Results are presented in Table 2.
| Configuration | MOTA (%) | IDS |
|---|---|---|
| Exp. 1: Original ByteTrack | 23.9 | 1685 |
| Exp. 2: + OSNet appearance | 24.8 | 1134 |
| Exp. 3: + OSNet + motion compensation | 25.1 | 1231 |
| Exp. 4: + OSNet + motion comp. + GP interpolation (full) | 25.4 | 1107 |
Adding the OSNet appearance module alone (Exp. 2) improves MOTA by 0.9% and reduces IDS by 551, demonstrating the strong discriminative power of learned appearance features for UAV drone targets. Further adding camera motion compensation (Exp. 3) yields another +0.3% MOTA, but IDS increases slightly compared to Exp. 2 because the affine transform may occasionally misalign small objects; however, the combined effect with GP interpolation (Exp. 4) reduces IDS to the lowest level. The Gaussian process trajectory interpolation (Exp. 4) recovers many fragmented tracks that would otherwise cause identity switches, confirming its crucial role in maintaining track consistency. Overall, the full model outperforms each individual component.
4. Conclusion
In this work, I have presented an improved ByteTrack algorithm that effectively addresses the challenges of multi‑object tracking from UAV drone aerial imagery. By incorporating a lightweight OSNet‑based appearance feature extractor, a camera motion compensation module that aligns predictions with the drone’s egomotion, and a Gaussian process interpolation scheme for handling missing detections, the algorithm significantly boosts both accuracy and robustness. The modified state vector that uses explicit width instead of aspect ratio better captures the geometry of objects in drone views.
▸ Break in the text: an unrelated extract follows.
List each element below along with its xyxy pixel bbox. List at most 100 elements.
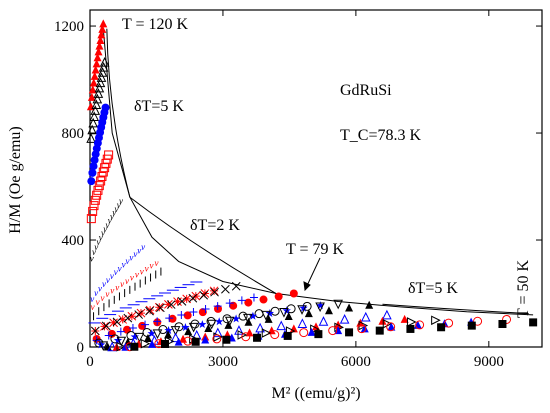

Extensive experiments on the challenging VisDrone2019‑MOT dataset demonstrate that the proposed method outperforms the original ByteTrack and other state‑of‑the‑art trackers, with improvements of 1.5% in MOTA and a 34% reduction in identity switches. The method maintains a practical processing speed of about 15 FPS, making it suitable for real‑time UAV drone applications. Future work will explore lightweight transformer‑based feature extractors and end‑to‑end joint detection‑tracking frameworks to further improve efficiency under severe resource constraints.